Ведущие кулинарных программ на телевидении представляли дело так, будто их искусство требует вдохновения и творческих способностей. Постоянно они произносили слово «эксперимент». Элла не соглашалась с ними. Почему бы не оставить эксперименты ученым, а причуды — художникам? Все, что нужно, — это следовать проверенным временем традициям и ни в коем случае не экспериментировать с ними. Умение готовить — это обычаи и правила. И хотя очевидно, что в нынешние времена преуменьшают их значение, нет ничего зазорного в том, чтобы следовать им в кухне.

Элла дорожила своей домашней рутиной. По утрам, примерно в одно и то же время, вся семья завтракала, выходные они проводили в одном и том же месте, в первое воскресенье каждого месяца приглашали на обед соседей. Так как Дэвид был трудоголиком и у него совсем не было времени, то домашние обязанности лежали исключительно на плечах Эллы: распоряжение финансами, содержание в порядке дома, режим детей, их уроки, и так далее, и так далее. По четвергам Элла отправлялась в Кулинарный клуб, члены которого обменивались опытом и рецептами. Каждую пятницу она проводила несколько часов на рынке, обсуждая с фермерами их продукцию и пробуя ее, или давая советы какой-нибудь неопытной молодой домохозяйке. Недостающее Элла покупала в магазине по дороге домой.

Субботними вечерами Дэвид водил Эллу в ресторан (обычно японский), и если они были в настроении — и при этом не очень усталыми и не слишком пьяными, — то, вернувшись домой, занимались сексом. Короткие поцелуи и ласковые прикосновения выражали не столько страсть, сколько привязанность. Когда их брак стал надежным и привычным, секс потерял привлекательность. Иногда они неделями не вспоминали о нем. Элла даже удивлялась, что когда-то секс был для нее важной частью жизни, и теперь чувствовала облегчение, почти свободу.

Ей нравилась мысль о давно женатой паре, постепенно отказывающейся от плотских радостей ради более надежных и важных отношений.

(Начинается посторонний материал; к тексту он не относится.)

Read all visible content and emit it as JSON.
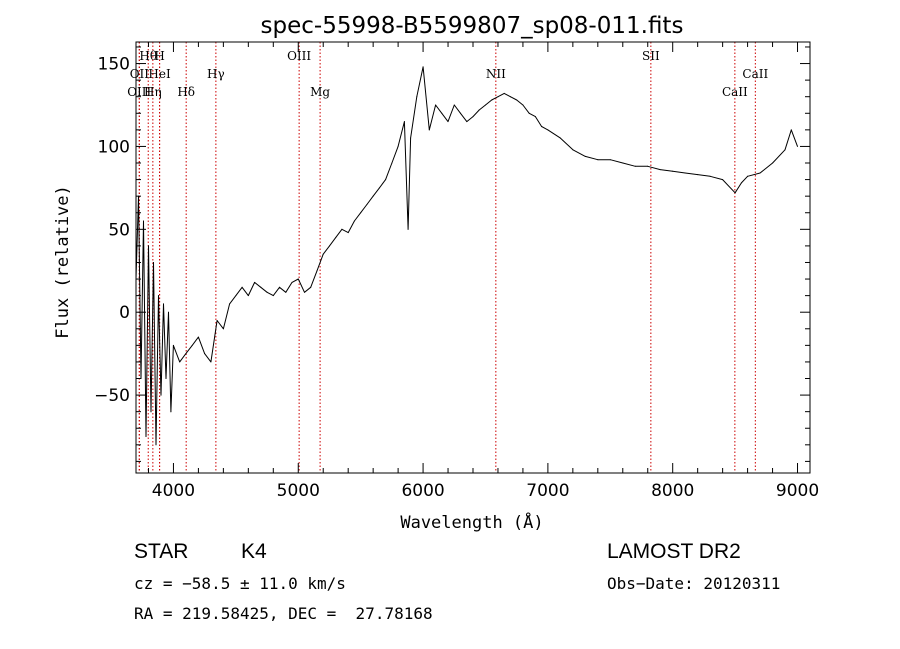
{
  "chart_data": {
    "type": "line",
    "title": "spec-55998-B5599807_sp08-011.fits",
    "xlabel": "Wavelength (Å)",
    "ylabel": "Flux (relative)",
    "xlim": [
      3700,
      9100
    ],
    "ylim": [
      -97,
      163
    ],
    "xticks": [
      4000,
      5000,
      6000,
      7000,
      8000,
      9000
    ],
    "yticks": [
      -50,
      0,
      50,
      100,
      150
    ],
    "xtick_labels": [
      "4000",
      "5000",
      "6000",
      "7000",
      "8000",
      "9000"
    ],
    "ytick_labels": [
      "−50",
      "0",
      "50",
      "100",
      "150"
    ],
    "grid": false,
    "line_color": "#000000",
    "spectral_line_color": "#cc0000",
    "spectral_lines": [
      {
        "name": "Hθ",
        "wavelength": 3798,
        "label_level": 1
      },
      {
        "name": "H",
        "wavelength": 3889,
        "label_level": 1
      },
      {
        "name": "OII",
        "wavelength": 3727,
        "label_level": 2
      },
      {
        "name": "HeI",
        "wavelength": 3889,
        "label_level": 2
      },
      {
        "name": "OIII",
        "wavelength": 3726,
        "label_level": 3
      },
      {
        "name": "Hη",
        "wavelength": 3835,
        "label_level": 3
      },
      {
        "name": "Hδ",
        "wavelength": 4102,
        "label_level": 3
      },
      {
        "name": "Hγ",
        "wavelength": 4340,
        "label_level": 2
      },
      {
        "name": "OIII",
        "wavelength": 5007,
        "label_level": 1
      },
      {
        "name": "Mg",
        "wavelength": 5175,
        "label_level": 3
      },
      {
        "name": "NII",
        "wavelength": 6583,
        "label_level": 2
      },
      {
        "name": "SII",
        "wavelength": 7825,
        "label_level": 1
      },
      {
        "name": "CaII",
        "wavelength": 8498,
        "label_level": 3
      },
      {
        "name": "CaII",
        "wavelength": 8662,
        "label_level": 2
      }
    ],
    "series": [
      {
        "wavelength": [
          3700,
          3720,
          3740,
          3760,
          3780,
          3800,
          3820,
          3840,
          3860,
          3880,
          3900,
          3920,
          3940,
          3960,
          3980,
          4000,
          4050,
          4100,
          4150,
          4200,
          4250,
          4300,
          4350,
          4400,
          4450,
          4500,
          4550,
          4600,
          4650,
          4700,
          4750,
          4800,
          4850,
          4900,
          4950,
          5000,
          5050,
          5100,
          5150,
          5200,
          5250,
          5300,
          5350,
          5400,
          5450,
          5500,
          5550,
          5600,
          5650,
          5700,
          5750,
          5800,
          5850,
          5880,
          5900,
          5950,
          6000,
          6050,
          6100,
          6150,
          6200,
          6250,
          6300,
          6350,
          6400,
          6450,
          6500,
          6550,
          6600,
          6650,
          6700,
          6750,
          6800,
          6850,
          6900,
          6950,
          7000,
          7100,
          7200,
          7300,
          7400,
          7500,
          7600,
          7700,
          7800,
          7900,
          8000,
          8100,
          8200,
          8300,
          8400,
          8500,
          8550,
          8600,
          8700,
          8800,
          8900,
          8950,
          9000
        ],
        "flux": [
          20,
          70,
          -40,
          55,
          -75,
          40,
          -60,
          30,
          -80,
          10,
          -50,
          5,
          -40,
          0,
          -60,
          -20,
          -30,
          -25,
          -20,
          -15,
          -25,
          -30,
          -5,
          -10,
          5,
          10,
          15,
          10,
          18,
          15,
          12,
          10,
          15,
          12,
          18,
          20,
          12,
          15,
          25,
          35,
          40,
          45,
          50,
          48,
          55,
          60,
          65,
          70,
          75,
          80,
          90,
          100,
          115,
          50,
          105,
          130,
          148,
          110,
          125,
          120,
          115,
          125,
          120,
          115,
          118,
          122,
          125,
          128,
          130,
          132,
          130,
          128,
          125,
          120,
          118,
          112,
          110,
          105,
          98,
          94,
          92,
          92,
          90,
          88,
          88,
          86,
          85,
          84,
          83,
          82,
          80,
          72,
          78,
          82,
          84,
          90,
          98,
          110,
          100
        ]
      }
    ]
  },
  "info": {
    "object_type": "STAR",
    "subclass": "K4",
    "survey": "LAMOST DR2",
    "cz": "cz = −58.5 ± 11.0 km/s",
    "obs_date": "Obs−Date: 20120311",
    "coords": "RA = 219.58425, DEC =  27.78168"
  }
}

Единственной проблемой было то, что Дэвид отказывался не вообще от секса, а от секса со своей женой. Открыто она никогда не пеняла ему за его интрижки, даже не намекала на свои догадки. Оттого что их друзья ни о чем не догадывались, ей было легче изображать неведение. Все было скрыто, так что не было ни скандалов, ни предметов для сплетен. Элла понятия не имела, как Дэвид устраивает свои делишки. Учитывая его довольно частое общение с другими женщинами, особенно с юными ассистентками, это было, по-видимому, не очень сложно. Но ее муж проявлял ловкость и сдержанность. Тем не менее, Элла это знала. Неверность имела запах.

Элла не могла бы сказать в точности, в чем тут было дело. Что было причиной обмана — ее равнодушие к сексу или нечто иное? Неужели сначала Дэвид пошел на обман, а уж потом она перестала любить свое тело, и у нее пропало желание?

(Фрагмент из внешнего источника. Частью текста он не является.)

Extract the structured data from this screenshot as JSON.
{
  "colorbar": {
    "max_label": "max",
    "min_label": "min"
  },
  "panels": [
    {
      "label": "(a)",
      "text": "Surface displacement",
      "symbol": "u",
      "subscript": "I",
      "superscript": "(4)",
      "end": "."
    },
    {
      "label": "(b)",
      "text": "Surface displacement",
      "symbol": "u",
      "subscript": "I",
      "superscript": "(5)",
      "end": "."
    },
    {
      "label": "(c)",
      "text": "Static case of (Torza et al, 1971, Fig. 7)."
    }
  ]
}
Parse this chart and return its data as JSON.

Так или иначе, результат один. От былой страсти, которая не угасла даже после двадцати лет брака и рождения троих детей, теперь не осталось и следа.

 

Следующие три часа разные мысли не давали Элле покоя, тогда как руки делали свое дело. Она резала помидоры, рубила чеснок, крошила лук, кипятила соус, терла кожуру апельсинов и замешивала тесто для пшеничного хлеба. Хлеб она всегда пекла сама, следуя золотому совету матери Дэвида.

— Ничто не напоминает мужчине о доме так, как аромат свежеиспеченного хлеба, — сказала мать Дэвида, когда они объявили ей о помолвке. — Никогда не покупай хлеб в магазине. Пеки его сама, дорогая, и он будет творить чудеса в твоем доме.

Проработав целый день, Элла принялась красиво накрывать на стол. Положила салфетки, поставила ароматизированные свечи и вазу с желтыми и оранжевыми цветами. Последним штрихом стали сверкающие кольца для салфеток.

Усталая, но довольная, Элла включила телевизор, чтобы послушать местные новости. Молодой психиатр зарезан в собственном доме; в результате короткого замыкания в больнице случился пожар; четверо учащихся старшей школы арестованы за вандализм. Элла слушала и качала головой, думая о том, сколько опасностей поджидает человека вне дома. Откуда же у людей, подобных Азизу З. Захаре, берется желание и мужество путешествовать по диким странам, когда даже в городских пригородах Америки стало небезопасно жить?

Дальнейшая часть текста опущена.